Reviewed on Thursday October 17
Even for a Sydney Opera House audience, everyone comes over a little starstruck tonight. And fair enough, too – the closest Whose Line Is It Anyway? ever got to Australia in its heyday was Colin Mochrie playing it up in front of a green screen.
Touring alongside Mochrie is his on-and-off Whose Line partner in crime, Brad Sherwood, and together they’re an improv force: Mochrie is funny by appearance, mannerism and mind, while Sherwood is quick with a one-liner and sharp with a song. When Mochrie drops Sherwood into a three-minute-long improvised rap about defacating money in a motorcar dealership, somehow he makes it to the end without stumbling off course.
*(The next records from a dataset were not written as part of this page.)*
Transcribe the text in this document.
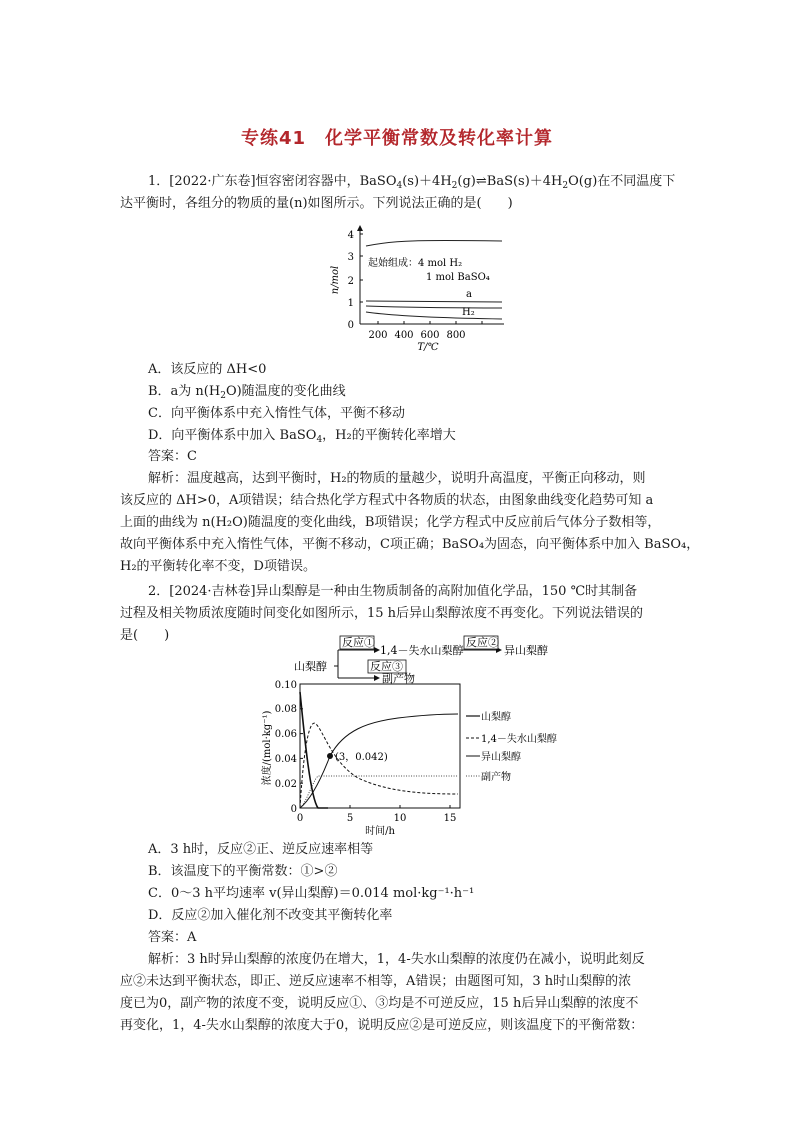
专练41　化学平衡常数及转化率计算
1．[2022·广东卷]恒容密闭容器中，$BaSO_4(s)+4H_2(g)\rightleftharpoons BaS(s)+4H_2O(g)$在不同温度下
达平衡时，各组分的物质的量(n)如图所示。下列说法正确的是(　　)
0
1
2
3
4
200 400 600 800
n/mol
T/℃
起始组成：4 mol H₂
1 mol BaSO₄
a
H₂
A．该反应的 ΔH<0
B．a为 $n(H_2O)$随温度的变化曲线
C．向平衡体系中充入惰性气体，平衡不移动
D．向平衡体系中加入 BaSO$_4$，H₂的平衡转化率增大
答案：C
解析：温度越高，达到平衡时，H₂的物质的量越少，说明升高温度，平衡正向移动，则
该反应的 ΔH>0，A项错误；结合热化学方程式中各物质的状态，由图象曲线变化趋势可知 a
上面的曲线为 n(H₂O)随温度的变化曲线，B项错误；化学方程式中反应前后气体分子数相等，
故向平衡体系中充入惰性气体，平衡不移动，C项正确；BaSO₄为固态，向平衡体系中加入 BaSO₄，
H₂的平衡转化率不变，D项错误。
2．[2024·吉林卷]异山梨醇是一种由生物质制备的高附加值化学品，150 ℃时其制备
过程及相关物质浓度随时间变化如图所示，15 h后异山梨醇浓度不再变化。下列说法错误的
是(　　)
山梨醇
反应①
反应③
1,4－失水山梨醇
反应②
异山梨醇
副产物
0
0.02
0.04
0.06
0.08
0.10
0	5	10	15
浓度/(mol·kg⁻¹)
时间/h
(3，0.042)
山梨醇
1,4－失水山梨醇
异山梨醇
副产物
A．3 h时，反应②正、逆反应速率相等
B．该温度下的平衡常数：①>②
C．0～3 h平均速率 v(异山梨醇)＝0.014 mol·kg⁻¹·h⁻¹
D．反应②加入催化剂不改变其平衡转化率
答案：A
解析：3 h时异山梨醇的浓度仍在增大，1，4-失水山梨醇的浓度仍在减小，说明此刻反
应②未达到平衡状态，即正、逆反应速率不相等，A错误；由题图可知，3 h时山梨醇的浓
度已为0，副产物的浓度不变，说明反应①、③均是不可逆反应，15 h后异山梨醇的浓度不
再变化，1，4-失水山梨醇的浓度大于0，说明反应②是可逆反应，则该温度下的平衡常数：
Moreso than an episode of the Drew Carey-hosted TV hit (latterly fronted by Aisha Tyler), the gig is heavily reliant on audience participation – to varying degrees of success. Actually, there’s only one buffoon invited to finish Brad and Colin’s sentences who manages to drag them insufferably wide of the mark. Everyone else asked to join in for a classic Whose Line game, like Sound Effects or Moving People, does a great job.
Soon enough, it seems the audience members thrust onstage are getting bigger laughs than the stars themselves, though it’s largely because Mochrie and Sherwood are happy to set them up for a punch line.
The much-vaunted mousetrap game lives up to its billing: Mochrie and Sherwood play out a scene while walking barefoot and blindfolded around a stage covered in 100 of the traps. When Sherwood attempts to catch Mochrie cheating (he is, but pulls his blindfold down milliseconds before Sherwood’s comes up), it’s the best accidental physical gag of the night.
A musical number to finish, and a standing ovation – Mochrie had promised at the top that although they hadn’t written a show to perform, there’d be one by the end, and so it was. Irresistible fun.